Setting Up Nilus¶

The Nilus stack in DataOS is designed for developers and enables data movement from a source to a destination without requiring complex code. It provides built-in connectors for commonly used data sources, along with the ability to add custom sources and destinations for batch data movement.

Prerequisites¶

Deployment of the Nilus Server requires appropriate access permissions. These permissions must be granted either through predefined use cases or by assigning the operator tag. Only users with the operator role are authorized to deploy Nilus Server.

Note: Permission requirements may vary across organizations, depending on role configurations and access policies defined within each DataOS environment.

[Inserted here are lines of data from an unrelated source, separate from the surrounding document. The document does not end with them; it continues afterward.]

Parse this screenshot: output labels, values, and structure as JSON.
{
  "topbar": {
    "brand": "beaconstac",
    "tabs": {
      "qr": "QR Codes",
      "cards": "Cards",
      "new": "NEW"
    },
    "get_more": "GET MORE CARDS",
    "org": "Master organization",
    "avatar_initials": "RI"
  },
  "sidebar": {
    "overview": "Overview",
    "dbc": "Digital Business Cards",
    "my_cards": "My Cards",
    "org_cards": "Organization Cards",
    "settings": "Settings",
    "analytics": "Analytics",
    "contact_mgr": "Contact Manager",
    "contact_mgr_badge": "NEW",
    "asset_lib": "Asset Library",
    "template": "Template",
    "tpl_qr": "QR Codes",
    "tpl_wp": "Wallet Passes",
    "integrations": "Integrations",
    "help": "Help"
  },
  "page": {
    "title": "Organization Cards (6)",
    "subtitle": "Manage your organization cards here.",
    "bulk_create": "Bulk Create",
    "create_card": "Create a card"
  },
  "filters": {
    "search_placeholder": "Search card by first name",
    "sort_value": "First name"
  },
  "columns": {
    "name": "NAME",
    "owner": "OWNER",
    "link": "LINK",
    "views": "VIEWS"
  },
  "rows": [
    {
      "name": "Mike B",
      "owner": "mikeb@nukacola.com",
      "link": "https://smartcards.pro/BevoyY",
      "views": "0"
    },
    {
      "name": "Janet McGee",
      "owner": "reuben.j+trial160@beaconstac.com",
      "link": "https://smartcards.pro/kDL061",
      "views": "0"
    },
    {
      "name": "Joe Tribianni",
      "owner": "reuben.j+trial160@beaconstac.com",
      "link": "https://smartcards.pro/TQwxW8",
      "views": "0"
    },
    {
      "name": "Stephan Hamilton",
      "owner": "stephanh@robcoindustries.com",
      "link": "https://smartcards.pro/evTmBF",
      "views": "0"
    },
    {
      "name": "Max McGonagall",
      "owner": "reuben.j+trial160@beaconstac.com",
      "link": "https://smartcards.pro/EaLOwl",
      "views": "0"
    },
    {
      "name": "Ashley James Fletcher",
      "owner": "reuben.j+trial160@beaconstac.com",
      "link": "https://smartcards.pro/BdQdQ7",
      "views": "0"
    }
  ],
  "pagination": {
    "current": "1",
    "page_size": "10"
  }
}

Verifying User Permissions

To verify whether the required access permissions or operator tag are present, execute the following command:

dataos-ctl user get

# Expected Output:

dataos-ctl user get                
INFO[0000] 😃 user get...                                
INFO[0000] 😃 user get...complete                        

      NAME     │     ID      │  TYPE  │        EMAIL         │              TAGS               
───────────────┼─────────────┼────────┼──────────────────────┼─────────────────────────────────
      Groot    │  iamgroot   │ person │   iamgroot@tmdc.io   │ roles:id:data-dev,              
               │             │        │                      │ roles:id:operator,              
               │             │        │                      │ roles:id:system-dev,            
               │             │        │                      │ roles:id:user,                  
               │             │        │                      │ users:id:iamgroot

In the example above, the presence of roles:id:operator indicates that the user is authorized to deploy the Nilus Server.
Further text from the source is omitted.